Tener la certeza de que me voy a morir en cualquier momento y aceptarla desde lo más profundo de mi ser, ha sido el regalo más importante que he recibido en lo que llevo de camino. Al contrario de lo que muchas personas piensan saberte perecedero en este cuerpo y en este lugar, más que hacerte infeliz, te hace la persona más completa y viva que pueda existir, porque cuando aceptas a la muerte como parte de esta vida, ya no importa cuando tenga que llegar y como lo haga, porque llegado ese momento, ten por seguro que tu propósito se habrá cumplido, al igual que una mariposa en toda su belleza cumple su propósito en apenas unas horas.

Esto que ahora escribo, puede ser mal interpretado, hacia el tan recurrido, “carpe diem”, “vive intensamente cada momento”, o “disfruta de la vida”, tan vacíos, superficiales y carentes de sentido, si no se profundiza y no se entiende el mensaje. Vivir el momento es aceptar que no todos los momentos van a ser buenos, que hay momentos malos, momentos duros, que no siempre voy a estar feliz y alegre, que puedo sentir, miedo, pena, tristeza, vacío, dolor, sufrimiento… vivir el momento es un compromiso con la vida más allá de lo que ocurra en ella… en fin, nada que ver con lo que nos venden, requiere de “algo más” que querer una vida “perfecta” y es un aprendizaje mucho más profundo de lo que significa vivir.

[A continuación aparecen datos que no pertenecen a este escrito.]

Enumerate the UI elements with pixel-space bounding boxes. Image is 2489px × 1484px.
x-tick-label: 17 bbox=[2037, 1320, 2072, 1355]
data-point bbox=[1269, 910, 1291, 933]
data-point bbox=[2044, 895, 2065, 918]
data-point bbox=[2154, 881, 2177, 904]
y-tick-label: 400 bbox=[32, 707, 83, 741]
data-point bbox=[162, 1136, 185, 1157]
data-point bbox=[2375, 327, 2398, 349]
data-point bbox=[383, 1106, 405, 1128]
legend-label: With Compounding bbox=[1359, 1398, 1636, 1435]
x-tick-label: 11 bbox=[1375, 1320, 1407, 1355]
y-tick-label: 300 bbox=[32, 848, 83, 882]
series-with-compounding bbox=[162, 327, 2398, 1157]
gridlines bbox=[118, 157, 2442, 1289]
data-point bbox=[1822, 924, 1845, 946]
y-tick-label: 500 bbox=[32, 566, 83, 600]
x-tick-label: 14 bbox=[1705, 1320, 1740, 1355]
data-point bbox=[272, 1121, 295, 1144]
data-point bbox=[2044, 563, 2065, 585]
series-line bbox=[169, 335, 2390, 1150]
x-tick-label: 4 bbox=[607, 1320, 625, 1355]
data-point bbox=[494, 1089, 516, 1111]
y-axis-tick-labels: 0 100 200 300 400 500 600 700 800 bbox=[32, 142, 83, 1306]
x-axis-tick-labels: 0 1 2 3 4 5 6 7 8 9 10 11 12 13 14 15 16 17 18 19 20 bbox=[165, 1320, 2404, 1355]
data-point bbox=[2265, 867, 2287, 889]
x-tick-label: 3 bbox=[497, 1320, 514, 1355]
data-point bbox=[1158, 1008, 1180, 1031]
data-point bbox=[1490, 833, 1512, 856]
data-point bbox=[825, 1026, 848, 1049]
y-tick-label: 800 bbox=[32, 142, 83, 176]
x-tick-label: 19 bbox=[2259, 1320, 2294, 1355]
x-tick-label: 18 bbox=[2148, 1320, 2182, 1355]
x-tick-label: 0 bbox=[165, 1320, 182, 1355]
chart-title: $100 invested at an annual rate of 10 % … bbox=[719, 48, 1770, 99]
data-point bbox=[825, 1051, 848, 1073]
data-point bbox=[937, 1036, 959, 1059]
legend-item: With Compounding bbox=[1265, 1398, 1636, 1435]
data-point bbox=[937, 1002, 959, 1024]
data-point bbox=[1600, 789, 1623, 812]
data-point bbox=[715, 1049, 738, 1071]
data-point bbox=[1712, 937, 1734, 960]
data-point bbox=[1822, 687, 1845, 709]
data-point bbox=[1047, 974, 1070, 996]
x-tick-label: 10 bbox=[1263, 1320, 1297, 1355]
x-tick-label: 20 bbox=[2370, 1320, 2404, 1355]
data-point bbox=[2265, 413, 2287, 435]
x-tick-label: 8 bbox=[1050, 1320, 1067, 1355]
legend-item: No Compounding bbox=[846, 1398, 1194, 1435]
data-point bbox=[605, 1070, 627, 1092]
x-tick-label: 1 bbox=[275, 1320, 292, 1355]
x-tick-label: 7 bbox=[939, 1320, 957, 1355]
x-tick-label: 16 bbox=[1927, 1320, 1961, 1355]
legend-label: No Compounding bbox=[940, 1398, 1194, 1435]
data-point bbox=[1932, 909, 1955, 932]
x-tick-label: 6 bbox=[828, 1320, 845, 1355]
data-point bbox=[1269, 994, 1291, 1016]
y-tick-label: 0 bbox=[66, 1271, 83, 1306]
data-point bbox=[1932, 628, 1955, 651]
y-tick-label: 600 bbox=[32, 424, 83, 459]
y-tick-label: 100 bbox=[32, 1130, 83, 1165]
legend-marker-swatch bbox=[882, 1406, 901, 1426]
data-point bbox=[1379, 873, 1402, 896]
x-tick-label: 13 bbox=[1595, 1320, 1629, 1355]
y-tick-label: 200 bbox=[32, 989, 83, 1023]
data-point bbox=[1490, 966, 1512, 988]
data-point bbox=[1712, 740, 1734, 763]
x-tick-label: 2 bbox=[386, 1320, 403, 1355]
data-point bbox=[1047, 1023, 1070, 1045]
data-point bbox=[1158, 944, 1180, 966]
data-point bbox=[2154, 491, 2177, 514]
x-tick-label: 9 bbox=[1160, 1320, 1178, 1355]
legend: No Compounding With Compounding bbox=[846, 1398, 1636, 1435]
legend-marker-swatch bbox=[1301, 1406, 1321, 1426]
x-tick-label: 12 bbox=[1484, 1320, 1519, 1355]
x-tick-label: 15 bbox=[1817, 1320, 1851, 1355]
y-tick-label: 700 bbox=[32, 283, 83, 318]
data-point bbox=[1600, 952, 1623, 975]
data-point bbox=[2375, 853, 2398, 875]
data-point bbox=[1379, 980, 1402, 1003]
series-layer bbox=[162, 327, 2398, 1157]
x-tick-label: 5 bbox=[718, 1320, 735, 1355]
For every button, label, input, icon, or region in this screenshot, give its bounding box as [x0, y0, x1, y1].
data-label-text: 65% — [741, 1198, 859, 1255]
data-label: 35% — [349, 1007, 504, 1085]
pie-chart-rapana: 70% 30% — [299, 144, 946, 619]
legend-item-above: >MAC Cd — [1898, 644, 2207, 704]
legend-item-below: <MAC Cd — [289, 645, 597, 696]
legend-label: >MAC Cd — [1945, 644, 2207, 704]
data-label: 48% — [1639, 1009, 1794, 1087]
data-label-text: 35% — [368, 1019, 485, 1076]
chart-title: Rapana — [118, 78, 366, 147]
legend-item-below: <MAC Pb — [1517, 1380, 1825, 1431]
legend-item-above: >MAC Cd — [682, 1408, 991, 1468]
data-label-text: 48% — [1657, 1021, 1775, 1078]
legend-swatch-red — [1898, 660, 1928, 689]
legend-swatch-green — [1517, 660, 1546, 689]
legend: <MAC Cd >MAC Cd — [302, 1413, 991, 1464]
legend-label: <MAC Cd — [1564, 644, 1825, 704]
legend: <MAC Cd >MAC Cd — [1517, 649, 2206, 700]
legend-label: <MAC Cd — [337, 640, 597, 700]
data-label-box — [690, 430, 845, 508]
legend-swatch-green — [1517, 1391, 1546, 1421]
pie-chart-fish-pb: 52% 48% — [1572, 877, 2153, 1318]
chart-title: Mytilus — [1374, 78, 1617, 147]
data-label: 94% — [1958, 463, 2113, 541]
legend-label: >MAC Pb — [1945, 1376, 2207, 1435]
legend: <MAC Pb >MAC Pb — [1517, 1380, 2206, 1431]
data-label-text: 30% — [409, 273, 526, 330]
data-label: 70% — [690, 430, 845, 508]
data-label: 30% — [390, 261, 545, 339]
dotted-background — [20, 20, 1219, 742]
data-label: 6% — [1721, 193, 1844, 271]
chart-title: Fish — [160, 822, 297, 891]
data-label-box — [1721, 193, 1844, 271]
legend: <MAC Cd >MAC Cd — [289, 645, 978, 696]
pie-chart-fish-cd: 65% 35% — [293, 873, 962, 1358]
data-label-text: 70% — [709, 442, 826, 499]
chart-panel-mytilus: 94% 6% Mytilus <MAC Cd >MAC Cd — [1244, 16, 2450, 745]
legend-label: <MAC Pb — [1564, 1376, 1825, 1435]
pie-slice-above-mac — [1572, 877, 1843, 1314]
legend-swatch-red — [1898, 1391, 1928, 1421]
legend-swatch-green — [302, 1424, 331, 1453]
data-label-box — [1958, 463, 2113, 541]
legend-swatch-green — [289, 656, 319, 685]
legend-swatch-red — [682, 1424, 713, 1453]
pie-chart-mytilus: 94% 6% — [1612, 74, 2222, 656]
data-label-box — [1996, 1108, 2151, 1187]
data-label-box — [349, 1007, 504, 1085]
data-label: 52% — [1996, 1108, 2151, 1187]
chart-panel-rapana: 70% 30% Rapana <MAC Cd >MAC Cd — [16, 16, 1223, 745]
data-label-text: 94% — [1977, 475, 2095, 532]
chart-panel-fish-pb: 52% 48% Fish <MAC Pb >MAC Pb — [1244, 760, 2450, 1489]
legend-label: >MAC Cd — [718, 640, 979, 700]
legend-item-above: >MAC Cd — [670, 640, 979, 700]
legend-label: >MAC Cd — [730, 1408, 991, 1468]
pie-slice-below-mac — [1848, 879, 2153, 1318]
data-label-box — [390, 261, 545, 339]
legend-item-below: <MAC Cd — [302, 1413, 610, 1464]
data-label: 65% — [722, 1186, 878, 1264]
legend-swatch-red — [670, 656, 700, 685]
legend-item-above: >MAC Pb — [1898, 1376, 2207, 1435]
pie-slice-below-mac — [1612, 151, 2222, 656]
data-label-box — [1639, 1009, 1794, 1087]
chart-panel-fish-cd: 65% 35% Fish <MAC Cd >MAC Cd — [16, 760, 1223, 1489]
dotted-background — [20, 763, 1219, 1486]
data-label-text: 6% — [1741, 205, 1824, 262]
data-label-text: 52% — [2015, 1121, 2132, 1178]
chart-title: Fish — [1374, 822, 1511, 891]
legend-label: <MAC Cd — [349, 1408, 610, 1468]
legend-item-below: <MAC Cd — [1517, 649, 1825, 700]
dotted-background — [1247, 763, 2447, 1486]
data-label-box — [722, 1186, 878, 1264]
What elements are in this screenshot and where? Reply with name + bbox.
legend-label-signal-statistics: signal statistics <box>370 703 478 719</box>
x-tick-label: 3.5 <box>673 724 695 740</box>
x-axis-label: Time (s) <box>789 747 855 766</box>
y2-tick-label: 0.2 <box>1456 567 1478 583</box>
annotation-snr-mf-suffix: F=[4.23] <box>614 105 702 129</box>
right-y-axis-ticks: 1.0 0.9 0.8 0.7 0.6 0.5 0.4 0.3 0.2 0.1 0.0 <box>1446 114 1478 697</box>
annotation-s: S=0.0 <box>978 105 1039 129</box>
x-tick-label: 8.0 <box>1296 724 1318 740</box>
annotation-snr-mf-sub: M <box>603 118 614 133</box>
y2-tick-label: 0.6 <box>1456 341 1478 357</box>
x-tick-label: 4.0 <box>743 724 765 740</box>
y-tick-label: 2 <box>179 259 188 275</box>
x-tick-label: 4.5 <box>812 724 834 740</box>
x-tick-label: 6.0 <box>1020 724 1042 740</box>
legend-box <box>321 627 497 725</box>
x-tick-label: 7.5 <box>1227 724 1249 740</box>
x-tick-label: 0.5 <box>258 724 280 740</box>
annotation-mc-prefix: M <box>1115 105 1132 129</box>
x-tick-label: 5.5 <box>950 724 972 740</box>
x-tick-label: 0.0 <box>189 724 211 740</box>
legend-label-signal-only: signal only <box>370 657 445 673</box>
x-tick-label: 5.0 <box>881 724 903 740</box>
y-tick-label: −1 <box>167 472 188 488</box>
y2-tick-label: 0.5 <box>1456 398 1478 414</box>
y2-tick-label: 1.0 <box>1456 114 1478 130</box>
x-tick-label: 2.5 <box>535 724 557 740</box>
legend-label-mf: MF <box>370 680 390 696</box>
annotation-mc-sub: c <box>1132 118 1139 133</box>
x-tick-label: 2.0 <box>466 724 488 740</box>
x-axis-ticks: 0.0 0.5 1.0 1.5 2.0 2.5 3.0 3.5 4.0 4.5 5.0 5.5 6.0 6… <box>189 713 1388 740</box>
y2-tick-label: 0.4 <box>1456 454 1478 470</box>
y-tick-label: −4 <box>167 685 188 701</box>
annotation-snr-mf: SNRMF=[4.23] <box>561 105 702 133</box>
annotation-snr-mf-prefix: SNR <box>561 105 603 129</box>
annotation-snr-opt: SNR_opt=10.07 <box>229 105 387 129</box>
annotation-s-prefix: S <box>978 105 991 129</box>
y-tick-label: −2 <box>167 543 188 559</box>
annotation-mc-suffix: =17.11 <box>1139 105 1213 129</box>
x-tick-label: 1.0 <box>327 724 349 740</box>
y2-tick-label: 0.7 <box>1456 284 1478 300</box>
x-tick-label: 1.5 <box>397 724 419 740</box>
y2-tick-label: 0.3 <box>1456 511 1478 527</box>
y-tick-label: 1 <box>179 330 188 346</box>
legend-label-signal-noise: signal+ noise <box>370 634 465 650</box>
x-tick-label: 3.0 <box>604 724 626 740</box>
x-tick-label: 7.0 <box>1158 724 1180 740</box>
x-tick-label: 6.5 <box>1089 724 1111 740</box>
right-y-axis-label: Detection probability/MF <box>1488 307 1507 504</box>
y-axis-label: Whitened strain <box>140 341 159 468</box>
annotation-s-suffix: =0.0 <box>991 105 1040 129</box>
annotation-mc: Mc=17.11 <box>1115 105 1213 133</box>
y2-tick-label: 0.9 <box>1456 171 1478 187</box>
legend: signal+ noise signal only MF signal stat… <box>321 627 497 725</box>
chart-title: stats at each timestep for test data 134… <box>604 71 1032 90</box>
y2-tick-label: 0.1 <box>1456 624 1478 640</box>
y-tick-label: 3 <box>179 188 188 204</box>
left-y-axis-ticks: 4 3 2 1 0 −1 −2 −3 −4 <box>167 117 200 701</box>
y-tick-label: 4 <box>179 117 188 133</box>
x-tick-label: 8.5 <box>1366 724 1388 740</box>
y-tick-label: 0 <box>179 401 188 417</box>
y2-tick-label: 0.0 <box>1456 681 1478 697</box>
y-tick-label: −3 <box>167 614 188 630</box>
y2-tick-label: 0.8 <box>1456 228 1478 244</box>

Creo que somos tremendamente afortunados por ser capaces de descubrir y explorar todos los entresijos de nuestro paso por aquí, y aunque no es algo fácil y parece no estar muy de moda, a lo largo de estos años, solamente he aprendido a acompañar en el camino a las personas que se cruzaron en el mío ya fueran niños, jóvenes, adultos o familias, ya acabara su camino por esta vida con la muerte en ese momento en el que ofrecí mi acompañamiento, o continuaran su camino por aquí, ya estuvieran enfermas, sanas, felices, tristes, solas, acompañadas, solamente he aprendido, cuando de corazón y desde lo más profundo de mi ser, sin ataduras, ni ego, ni superficialidades de nuestra vida cotidiana, he aceptado mi propio propósito y por ende el propósito de todos los seres que me rodean y en comunión con todos ellos comparto esta existencia.

A pesar del dolor, de la pena y del sufrimiento tan humanos como el mismo respirar, y tan necesarios como el alimento, a pesar del miedo a lo que no conocemos y a la muerte, tan terrenales como nuestro propio cuerpo, toda vida ya sea corta o larga, complicada o sencilla, dura o fácil, sea como sea, tiene un propósito en sí misma y desde ese sentido y en unidad, si es que ha de ser ese tu camino, si serás capaz de tender tu mano a aquel que, quien sabe, la pudiera necesitar.

Gracias, Anabel Melguizo Garín, por estar a mi lado y construir nuestra amistad de mi vera. Es precioso que sientas el deseo de dejar tu huella en mi blog. Bendiciones para ti y que nuestra fuerza nos acompañe.